Distordre l’image, provoquer l’accident, taquiner des siècles d’art pictural, user d’un humour corrosif… Jusqu’au 11 octobre, Tursic & Mille font leur révolution au Carré d’Art, à Nîmes.
Depuis plus de vingt-cinq ans, le terrible duo de Dijon fait de la peinture son jouet préféré. Elle est le sujet principal de ses questionnements, un outil critique ouvert à toutes les expérimentations. Dans l’œuvre d’Ida Tursic et Wilfried Mille, les techniques et les styles sont en perpétuel mouvement. Défier la peinture est une routine qui s’opère sans prendre de gants. Élevée au rang d’objet central de leurs explorations, elle se frotte à une solide culture iconographique. Les deux artistes manipule images et références historiques tout en auscultant notre faculté de discernement. Intitulée Dissonances à géométries variables, l’exposition de l’été au Carré d’Art, a l’art et la manière de mettre le regard et l’image à l’épreuve en n’épargnant rien à son médium d’élection.
Peinture, collage, recyclage de photos, jeux de matières… À tous les étages, les techniques et les strates se superposent. Le couple compose toutes ses œuvres à quatre mains. Il mélange figuration et abstraction, convoque l’iconographie contemporaine, les archétypes populaires et l’histoire de l’art. Il s’autorise à déborder de la toile. L’humour est sous-jacent dans chacune des œuvres. L’exposition en réunit plus d’une cinquantaine, au rang desquelles des inédits dont la peinture était à peine sèche le jour de l’accrochage.

Une liberté de styles et de registres
Par le jeu des anachronismes, des ruptures et de la multiplication des registres visuels, Tursic & Mille provoquent un décalage permanent. La peinture est un support de pensée dépourvu de notions purement esthétiques. La liberté de style est la seule règle. La catastrophe est un thème récurrent. Les clichés du bonheur sont incendiés, la beauté détournée, les proportions déformées, le portrait transformé en nature morte… Le couple pointe l’absurdité de la rhétorique publicitaire, se moque des prescripteurs de « bon goût » et joue avec les registres du kitsch.
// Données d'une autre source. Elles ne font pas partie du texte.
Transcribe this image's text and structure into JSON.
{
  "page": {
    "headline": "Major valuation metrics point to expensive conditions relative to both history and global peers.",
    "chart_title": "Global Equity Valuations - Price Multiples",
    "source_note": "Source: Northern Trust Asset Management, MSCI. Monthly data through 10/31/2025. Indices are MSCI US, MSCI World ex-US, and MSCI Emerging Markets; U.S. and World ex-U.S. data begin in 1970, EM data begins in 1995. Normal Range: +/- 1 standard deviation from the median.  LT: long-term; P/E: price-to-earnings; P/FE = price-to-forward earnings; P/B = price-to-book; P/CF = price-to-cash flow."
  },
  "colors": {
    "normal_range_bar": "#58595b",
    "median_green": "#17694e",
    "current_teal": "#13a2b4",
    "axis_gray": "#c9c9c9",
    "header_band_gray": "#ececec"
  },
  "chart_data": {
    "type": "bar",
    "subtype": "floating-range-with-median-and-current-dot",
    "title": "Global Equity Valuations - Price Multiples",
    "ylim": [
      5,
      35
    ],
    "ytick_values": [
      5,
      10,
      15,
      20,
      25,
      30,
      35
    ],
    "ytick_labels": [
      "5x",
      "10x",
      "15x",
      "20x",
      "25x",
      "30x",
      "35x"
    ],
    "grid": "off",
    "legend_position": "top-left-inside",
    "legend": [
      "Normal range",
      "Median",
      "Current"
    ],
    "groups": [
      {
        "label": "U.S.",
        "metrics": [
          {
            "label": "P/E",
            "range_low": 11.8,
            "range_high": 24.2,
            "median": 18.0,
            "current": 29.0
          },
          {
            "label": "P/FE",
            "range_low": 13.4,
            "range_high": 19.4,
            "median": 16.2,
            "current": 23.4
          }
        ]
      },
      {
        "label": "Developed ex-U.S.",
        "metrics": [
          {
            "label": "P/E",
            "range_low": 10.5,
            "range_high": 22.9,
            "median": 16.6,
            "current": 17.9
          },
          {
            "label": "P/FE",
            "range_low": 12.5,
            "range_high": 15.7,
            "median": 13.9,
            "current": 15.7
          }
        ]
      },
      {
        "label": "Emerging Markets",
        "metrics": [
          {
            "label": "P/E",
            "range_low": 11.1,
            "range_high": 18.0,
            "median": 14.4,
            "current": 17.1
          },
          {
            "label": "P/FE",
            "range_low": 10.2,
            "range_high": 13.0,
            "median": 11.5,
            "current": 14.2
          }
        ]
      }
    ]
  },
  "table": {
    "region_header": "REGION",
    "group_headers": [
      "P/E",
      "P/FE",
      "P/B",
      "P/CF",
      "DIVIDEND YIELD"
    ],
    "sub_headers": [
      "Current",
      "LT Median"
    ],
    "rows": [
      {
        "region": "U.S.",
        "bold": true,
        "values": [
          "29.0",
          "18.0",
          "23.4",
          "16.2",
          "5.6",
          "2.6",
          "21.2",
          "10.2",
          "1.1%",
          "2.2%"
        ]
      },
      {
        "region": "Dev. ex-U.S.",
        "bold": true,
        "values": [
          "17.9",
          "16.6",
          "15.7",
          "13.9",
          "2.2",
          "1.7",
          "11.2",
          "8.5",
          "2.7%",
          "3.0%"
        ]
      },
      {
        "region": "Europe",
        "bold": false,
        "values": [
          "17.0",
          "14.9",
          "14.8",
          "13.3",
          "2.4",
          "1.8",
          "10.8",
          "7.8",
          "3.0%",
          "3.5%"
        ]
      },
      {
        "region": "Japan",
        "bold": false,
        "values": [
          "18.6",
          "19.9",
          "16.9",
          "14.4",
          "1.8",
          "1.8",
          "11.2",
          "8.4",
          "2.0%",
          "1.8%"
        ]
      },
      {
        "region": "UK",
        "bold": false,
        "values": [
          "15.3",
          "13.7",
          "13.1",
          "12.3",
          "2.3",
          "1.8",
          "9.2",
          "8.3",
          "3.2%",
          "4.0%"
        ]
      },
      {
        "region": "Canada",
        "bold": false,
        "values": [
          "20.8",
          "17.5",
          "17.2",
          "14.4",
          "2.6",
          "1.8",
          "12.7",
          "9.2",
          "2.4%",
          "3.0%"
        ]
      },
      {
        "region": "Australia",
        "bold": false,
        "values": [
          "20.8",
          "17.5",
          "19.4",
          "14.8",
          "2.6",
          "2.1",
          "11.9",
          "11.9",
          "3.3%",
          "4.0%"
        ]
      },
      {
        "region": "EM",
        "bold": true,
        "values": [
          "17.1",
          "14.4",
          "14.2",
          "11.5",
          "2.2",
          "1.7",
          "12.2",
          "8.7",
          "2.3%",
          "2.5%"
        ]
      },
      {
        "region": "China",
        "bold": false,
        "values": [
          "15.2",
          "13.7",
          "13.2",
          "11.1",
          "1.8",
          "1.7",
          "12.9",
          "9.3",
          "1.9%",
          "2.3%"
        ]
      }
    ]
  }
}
L’accident n’est jamais loin.
La composition des œuvres de Tursic & Mille est d’une folle richesse narrative. Le parcours dans l’exposition est un terrain de jeu aussi passionnant qu’intrigant. De quoi se réjouir d’avoir encore un peu plus d’un mois pour la (re)découvrir.

Tursic & Mille, Dissonances à géométries variables. Jusqu’au 11 octobre 2026. Carré d’Art – Musée d’art contemporain, 16, Place de la Maison Carrée, Nîmes.